Наша дружба с Птицей продолжалась и в юности, когда он тоже приехал в Ленинград учиться в морском училище. Ему очень шла форма, так похожая на старую форму нашего доблестного русского флота. Он славился среди курсантов похождениями с "музами", как он нарекал объекты своего внимания, стяжав славу Дон Жуана. Птица советовал мне заняться спортом, найти "музу" - под его влиянием я занимался полгода боксом. Саша очень много писал стихов, но говорил, что никогда не будет их печатать. "Пишу для души и для друзей. Стихи помогают завоевывать сердце красавиц", - светясь белозубой улыбкой, пояснил "гардемарин". Красавица Галя, которая позировала мне для портрета, стала его женой. Птица очень подружился с моими двоюродными сестрами Аллой и Ниной. Они пили чай на маленькой кухне под лампочкой без абажура и спорили о Блоке, Маяковском, Пушкине. Видя мое упрямое одиночество, угрюмость, он называл меня Александром Александровичем (Блоком). У меня горели свечи. Я читал и рисовал день и ночь. Рисунок давался мне с трудом!..
Саша был назначен на службу в Прибалтику.

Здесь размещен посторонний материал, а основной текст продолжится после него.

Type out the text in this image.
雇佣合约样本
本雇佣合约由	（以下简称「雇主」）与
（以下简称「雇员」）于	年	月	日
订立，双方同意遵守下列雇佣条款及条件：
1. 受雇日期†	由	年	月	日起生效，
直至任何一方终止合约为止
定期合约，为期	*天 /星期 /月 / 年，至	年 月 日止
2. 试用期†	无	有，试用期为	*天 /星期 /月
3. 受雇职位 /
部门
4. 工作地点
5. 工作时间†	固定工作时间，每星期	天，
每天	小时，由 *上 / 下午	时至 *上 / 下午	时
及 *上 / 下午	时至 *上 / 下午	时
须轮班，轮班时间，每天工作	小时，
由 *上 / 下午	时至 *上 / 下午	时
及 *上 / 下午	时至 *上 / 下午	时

Однажды мы с ним съездили в Кобожу. Там я нарисовал портрет матери. Мы с грустью увидели, как опустела Гребло, где сегодня в наши дни ничто уже не напоминает о когда-то богатом, зажиточном до революции селе, о кобоженских шумных ярмарках, на которые под колокольный звон съезжались в народных костюмах крестьяне и на тройках - лихие купцы при картузах, в красных рубахах и черных жилетах. Гениальный Кустодиев навечно запечатлел этот навсегда ушедший мир российской провинции.
Степенная аллея усадебных берез, густая трава, колышимая буйным ветром, и только по островкам крапивы видно, что здесь стояли дома и жили люди. В мире нет больше деревни Гребло...
Я уже давно не встречал моего друга Сашу-Птицу, но будто заново ощущаю его энергию, слышу его лучезарный смех, когда вспоминаю свое отрочество, навсегда оставшееся в лесах Новгородчины, и петербургскую тревожную юность, одиночество и стремление обладать сильной волей на путях утверждения себя как художника.
* * *
После окончания полевых работ была объявлена новая мобилизация. Последние оставшиеся в деревне парни гуляли, пели, плясали, пили самогон. Гулял и Васин старший брат Яша. Деревня два дня была в пьяном угаре веселья, горьких слез, лихих песен, топотливого пляса, прерываемого раздирающим материнским воплем.